Class BytesRefHash

  • All Implemented Interfaces:
    Accountable

    public final class BytesRefHash
    extends java.lang.Object
    implements Accountable
    BytesRefHash is a special purpose hash-map like data-structure optimized for BytesRef instances. BytesRefHash maintains mappings of byte arrays to ids (Map<BytesRef,int>) storing the hashed bytes efficiently in continuous storage. The mapping to the id is encapsulated inside BytesRefHash and is guaranteed to be increased for each added BytesRef.
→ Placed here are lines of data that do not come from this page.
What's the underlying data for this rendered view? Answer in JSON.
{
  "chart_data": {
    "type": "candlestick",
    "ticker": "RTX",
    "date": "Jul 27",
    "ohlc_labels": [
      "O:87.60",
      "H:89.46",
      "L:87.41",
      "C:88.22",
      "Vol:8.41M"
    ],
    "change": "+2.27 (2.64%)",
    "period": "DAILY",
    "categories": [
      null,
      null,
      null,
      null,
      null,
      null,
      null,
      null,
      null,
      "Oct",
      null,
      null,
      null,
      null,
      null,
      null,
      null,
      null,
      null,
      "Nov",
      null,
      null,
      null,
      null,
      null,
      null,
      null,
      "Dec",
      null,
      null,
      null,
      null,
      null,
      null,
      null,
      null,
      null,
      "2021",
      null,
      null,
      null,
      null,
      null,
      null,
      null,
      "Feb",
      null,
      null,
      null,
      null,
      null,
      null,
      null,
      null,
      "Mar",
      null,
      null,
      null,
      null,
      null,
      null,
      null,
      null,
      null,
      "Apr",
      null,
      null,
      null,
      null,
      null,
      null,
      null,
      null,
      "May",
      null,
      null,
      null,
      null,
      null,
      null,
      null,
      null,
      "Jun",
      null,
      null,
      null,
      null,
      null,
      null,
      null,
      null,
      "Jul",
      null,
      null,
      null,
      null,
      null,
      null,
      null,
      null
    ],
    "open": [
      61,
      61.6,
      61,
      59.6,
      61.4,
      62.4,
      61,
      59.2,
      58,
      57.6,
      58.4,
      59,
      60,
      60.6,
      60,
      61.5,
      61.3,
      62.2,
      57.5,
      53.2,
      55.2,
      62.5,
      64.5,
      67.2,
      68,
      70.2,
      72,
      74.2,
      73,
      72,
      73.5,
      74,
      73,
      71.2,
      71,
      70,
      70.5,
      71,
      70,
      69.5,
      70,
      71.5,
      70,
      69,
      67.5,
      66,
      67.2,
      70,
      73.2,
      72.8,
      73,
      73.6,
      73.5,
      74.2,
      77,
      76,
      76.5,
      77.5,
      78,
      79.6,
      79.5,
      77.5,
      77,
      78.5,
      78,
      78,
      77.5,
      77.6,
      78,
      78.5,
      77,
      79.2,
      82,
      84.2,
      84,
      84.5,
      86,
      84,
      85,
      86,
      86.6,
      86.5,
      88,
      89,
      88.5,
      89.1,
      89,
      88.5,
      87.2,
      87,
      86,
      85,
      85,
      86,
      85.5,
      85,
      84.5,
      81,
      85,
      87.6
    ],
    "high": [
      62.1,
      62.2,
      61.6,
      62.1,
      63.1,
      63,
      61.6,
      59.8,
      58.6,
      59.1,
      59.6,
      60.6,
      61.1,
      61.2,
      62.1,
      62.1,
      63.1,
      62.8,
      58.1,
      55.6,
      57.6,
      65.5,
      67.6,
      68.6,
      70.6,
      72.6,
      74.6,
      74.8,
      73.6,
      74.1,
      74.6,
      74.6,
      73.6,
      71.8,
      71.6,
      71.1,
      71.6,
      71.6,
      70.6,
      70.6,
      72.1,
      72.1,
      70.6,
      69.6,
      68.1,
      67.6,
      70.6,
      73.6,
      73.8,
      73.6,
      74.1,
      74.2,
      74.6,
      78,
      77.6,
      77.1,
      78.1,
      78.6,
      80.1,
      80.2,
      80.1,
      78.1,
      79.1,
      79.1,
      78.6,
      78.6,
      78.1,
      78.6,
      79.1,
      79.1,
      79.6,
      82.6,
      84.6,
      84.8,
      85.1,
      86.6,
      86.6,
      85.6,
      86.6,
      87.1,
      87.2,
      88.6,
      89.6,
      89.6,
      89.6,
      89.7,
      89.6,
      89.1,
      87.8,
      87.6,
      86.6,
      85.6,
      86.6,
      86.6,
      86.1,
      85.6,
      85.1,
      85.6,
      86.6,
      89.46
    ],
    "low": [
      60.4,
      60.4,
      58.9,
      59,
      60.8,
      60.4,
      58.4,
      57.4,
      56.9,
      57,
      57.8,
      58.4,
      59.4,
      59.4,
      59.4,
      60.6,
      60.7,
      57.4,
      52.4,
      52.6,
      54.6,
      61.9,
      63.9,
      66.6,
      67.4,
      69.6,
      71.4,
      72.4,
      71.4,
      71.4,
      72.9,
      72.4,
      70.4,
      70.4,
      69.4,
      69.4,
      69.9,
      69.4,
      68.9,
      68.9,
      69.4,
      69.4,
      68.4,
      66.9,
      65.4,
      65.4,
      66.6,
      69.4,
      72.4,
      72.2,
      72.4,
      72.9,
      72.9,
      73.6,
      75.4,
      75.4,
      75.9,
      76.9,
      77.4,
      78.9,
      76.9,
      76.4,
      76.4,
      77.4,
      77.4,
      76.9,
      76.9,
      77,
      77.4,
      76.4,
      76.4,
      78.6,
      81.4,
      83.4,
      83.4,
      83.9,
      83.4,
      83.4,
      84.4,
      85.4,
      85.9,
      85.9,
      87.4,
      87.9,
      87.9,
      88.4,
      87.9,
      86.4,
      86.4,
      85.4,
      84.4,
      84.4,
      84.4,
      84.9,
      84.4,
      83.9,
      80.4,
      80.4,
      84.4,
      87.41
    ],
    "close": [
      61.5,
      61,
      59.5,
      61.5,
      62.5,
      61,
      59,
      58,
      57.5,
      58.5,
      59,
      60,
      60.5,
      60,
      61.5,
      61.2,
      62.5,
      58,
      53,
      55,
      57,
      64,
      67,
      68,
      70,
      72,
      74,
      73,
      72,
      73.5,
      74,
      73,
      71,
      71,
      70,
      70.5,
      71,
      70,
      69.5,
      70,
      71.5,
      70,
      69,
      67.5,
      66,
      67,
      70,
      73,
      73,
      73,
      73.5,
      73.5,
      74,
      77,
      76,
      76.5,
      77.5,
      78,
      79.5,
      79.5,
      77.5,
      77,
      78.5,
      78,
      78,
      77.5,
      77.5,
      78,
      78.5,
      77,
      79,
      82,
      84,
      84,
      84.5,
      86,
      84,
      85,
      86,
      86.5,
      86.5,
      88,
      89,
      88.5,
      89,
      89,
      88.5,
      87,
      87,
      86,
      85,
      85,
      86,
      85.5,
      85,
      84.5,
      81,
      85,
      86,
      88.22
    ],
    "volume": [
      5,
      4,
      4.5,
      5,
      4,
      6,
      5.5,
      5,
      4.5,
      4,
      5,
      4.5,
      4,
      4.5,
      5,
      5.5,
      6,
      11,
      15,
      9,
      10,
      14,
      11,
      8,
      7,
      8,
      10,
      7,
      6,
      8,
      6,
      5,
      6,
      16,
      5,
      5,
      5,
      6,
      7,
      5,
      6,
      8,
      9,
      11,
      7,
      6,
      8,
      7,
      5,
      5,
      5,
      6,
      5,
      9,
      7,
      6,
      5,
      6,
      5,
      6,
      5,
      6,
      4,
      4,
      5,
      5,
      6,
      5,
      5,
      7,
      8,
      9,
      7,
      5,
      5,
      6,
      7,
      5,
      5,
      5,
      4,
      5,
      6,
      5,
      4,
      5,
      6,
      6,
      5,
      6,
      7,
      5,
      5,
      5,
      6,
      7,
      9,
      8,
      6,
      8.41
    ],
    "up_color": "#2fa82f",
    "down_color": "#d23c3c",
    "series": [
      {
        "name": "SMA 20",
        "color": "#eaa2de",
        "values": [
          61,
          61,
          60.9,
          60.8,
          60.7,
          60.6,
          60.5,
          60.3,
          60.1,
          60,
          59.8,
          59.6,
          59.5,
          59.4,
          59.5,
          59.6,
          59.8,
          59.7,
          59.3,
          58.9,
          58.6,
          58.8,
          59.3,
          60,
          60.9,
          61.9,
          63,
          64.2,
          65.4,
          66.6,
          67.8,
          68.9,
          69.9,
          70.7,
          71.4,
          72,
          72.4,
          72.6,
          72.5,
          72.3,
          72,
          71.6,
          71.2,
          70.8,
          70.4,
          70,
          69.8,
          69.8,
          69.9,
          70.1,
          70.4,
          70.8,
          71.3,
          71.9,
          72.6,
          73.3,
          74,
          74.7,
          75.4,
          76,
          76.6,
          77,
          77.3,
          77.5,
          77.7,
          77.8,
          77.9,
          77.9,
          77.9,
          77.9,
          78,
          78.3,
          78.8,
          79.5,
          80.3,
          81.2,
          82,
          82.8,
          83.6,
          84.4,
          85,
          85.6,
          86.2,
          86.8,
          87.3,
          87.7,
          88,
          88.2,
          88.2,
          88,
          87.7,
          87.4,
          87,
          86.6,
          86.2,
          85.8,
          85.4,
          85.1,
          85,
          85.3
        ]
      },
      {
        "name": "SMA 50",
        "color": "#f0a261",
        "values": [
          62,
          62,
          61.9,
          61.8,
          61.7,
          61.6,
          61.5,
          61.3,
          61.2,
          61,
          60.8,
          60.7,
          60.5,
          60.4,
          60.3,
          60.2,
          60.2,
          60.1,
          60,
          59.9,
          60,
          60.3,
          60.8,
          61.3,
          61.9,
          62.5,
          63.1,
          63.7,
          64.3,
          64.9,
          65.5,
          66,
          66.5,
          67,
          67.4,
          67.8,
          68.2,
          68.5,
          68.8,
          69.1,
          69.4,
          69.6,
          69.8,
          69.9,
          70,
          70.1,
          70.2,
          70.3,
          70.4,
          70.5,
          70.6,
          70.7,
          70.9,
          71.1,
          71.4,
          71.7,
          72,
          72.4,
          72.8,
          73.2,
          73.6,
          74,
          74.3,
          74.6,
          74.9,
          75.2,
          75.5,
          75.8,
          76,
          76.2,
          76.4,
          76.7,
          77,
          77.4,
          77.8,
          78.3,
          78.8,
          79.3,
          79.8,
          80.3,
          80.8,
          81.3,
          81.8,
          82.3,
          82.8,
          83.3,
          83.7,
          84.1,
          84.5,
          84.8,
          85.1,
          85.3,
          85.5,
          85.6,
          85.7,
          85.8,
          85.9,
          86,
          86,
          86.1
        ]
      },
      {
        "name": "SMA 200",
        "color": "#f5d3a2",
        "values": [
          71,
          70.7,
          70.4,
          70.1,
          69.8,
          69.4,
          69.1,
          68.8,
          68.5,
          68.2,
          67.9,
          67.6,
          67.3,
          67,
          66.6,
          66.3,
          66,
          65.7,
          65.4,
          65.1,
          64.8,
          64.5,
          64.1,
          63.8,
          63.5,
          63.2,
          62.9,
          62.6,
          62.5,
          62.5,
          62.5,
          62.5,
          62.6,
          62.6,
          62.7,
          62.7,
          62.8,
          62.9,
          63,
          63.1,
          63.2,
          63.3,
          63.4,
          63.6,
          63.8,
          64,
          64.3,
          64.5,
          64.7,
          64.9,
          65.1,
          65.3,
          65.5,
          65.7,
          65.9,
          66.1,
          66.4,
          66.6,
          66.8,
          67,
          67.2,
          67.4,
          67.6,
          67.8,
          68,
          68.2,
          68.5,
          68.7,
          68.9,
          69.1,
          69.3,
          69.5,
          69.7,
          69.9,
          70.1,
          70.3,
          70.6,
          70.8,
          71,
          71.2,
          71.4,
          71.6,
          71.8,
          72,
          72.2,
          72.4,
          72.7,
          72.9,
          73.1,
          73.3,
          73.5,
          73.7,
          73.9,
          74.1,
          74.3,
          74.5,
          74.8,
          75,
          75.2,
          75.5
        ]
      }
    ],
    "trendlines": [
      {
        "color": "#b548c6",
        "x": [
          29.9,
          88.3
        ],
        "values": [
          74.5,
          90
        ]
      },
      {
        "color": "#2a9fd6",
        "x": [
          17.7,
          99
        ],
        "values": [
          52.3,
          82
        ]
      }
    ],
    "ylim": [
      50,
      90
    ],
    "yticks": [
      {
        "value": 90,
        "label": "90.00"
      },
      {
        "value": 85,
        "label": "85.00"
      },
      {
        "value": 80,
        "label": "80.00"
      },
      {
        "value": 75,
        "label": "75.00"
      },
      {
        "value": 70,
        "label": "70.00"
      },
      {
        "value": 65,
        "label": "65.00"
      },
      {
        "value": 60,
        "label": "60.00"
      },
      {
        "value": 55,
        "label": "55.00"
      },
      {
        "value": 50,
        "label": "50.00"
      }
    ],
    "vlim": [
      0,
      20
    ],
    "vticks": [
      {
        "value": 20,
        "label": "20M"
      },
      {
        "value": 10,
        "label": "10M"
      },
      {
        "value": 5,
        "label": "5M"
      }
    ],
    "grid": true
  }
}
    Note: The maximum capacity BytesRef instance passed to add(BytesRef) must not be longer than ByteBlockPool.BYTE_BLOCK_SIZE-2. The internal storage is limited to 2GB total byte storage.

    • Field Detail

      • BASE_RAM_BYTES

        private static final long BASE_RAM_BYTES
      • bytesStart

        int[] bytesStart
      • hashSize

        private int hashSize
      • hashHalfSize

        private int hashHalfSize
      • hashMask

        private int hashMask
      • count

        private int count
      • lastCount

        private int lastCount
      • ids

        private int[] ids
      • bytesUsed

        private final Counter bytesUsed
    • Method Detail

      • get

        public BytesRef get​(int bytesID,
                            BytesRef ref)
        Populates and returns a BytesRef with the bytes for the given bytesID.

        Note: the given bytesID must be a positive integer less than the current size (size())

        Parameters:
        bytesID - the id
        ref - the BytesRef to populate
        Returns:
        the given BytesRef instance populated with the bytes for the given bytesID
      • compact

        public int[] compact()
        Returns the ids array in arbitrary order. Valid ids start at offset of 0 and end at a limit of size() - 1

        Note: This is a destructive operation. clear() must be called in order to reuse this BytesRefHash instance.

      • sort

        public int[] sort()
        Returns the values array sorted by the referenced byte values.

        Note: This is a destructive operation. clear() must be called in order to reuse this BytesRefHash instance.

      • shrink

        private boolean shrink​(int targetSize)
      • clear

        public void clear​(boolean resetPool)
        Clears the BytesRef which maps to the given BytesRef
      • clear

        public void clear()
      • close

        public void close()
        Closes the BytesRefHash and releases all internally used memory
      • find

        public int find​(BytesRef bytes)
        Returns the id of the given BytesRef.
        Parameters:
        bytes - the bytes to look for
        Returns:
        the id of the given bytes, or -1 if there is no mapping for the given bytes.
      • findHash

        private int findHash​(BytesRef bytes)
      • addByPoolOffset

        public int addByPoolOffset​(int offset)
        Adds a "arbitrary" int offset instead of a BytesRef term. This is used in the indexer to hold the hash for term vectors, because they do not redundantly store the byte[] term directly and instead reference the byte[] term already stored by the postings BytesRefHash. See add(int textStart) in TermsHashPerField.
      • rehash

        private void rehash​(int newSize,
                            boolean hashOnData)
        Called when hash is too small (> 50% occupied) or too large (< 20% occupied).
      • doHash

        static int doHash​(byte[] bytes,
                          int offset,
                          int length)
      • reinit

        public void reinit()
        reinitializes the BytesRefHash after a previous clear() call. If clear() has not been called previously this method has no effect.
      • byteStart

        public int byteStart​(int bytesID)
        Returns the bytesStart offset into the internally used ByteBlockPool for the given bytesID
        Parameters:
        bytesID - the id to look up
        Returns:
        the bytesStart offset into the internally used ByteBlockPool for the given id
      • ramBytesUsed

        public long ramBytesUsed()
        Description copied from interface: Accountable
        Return the memory usage of this object in bytes. Negative values are illegal.
        Specified by:
        ramBytesUsed in interface Accountable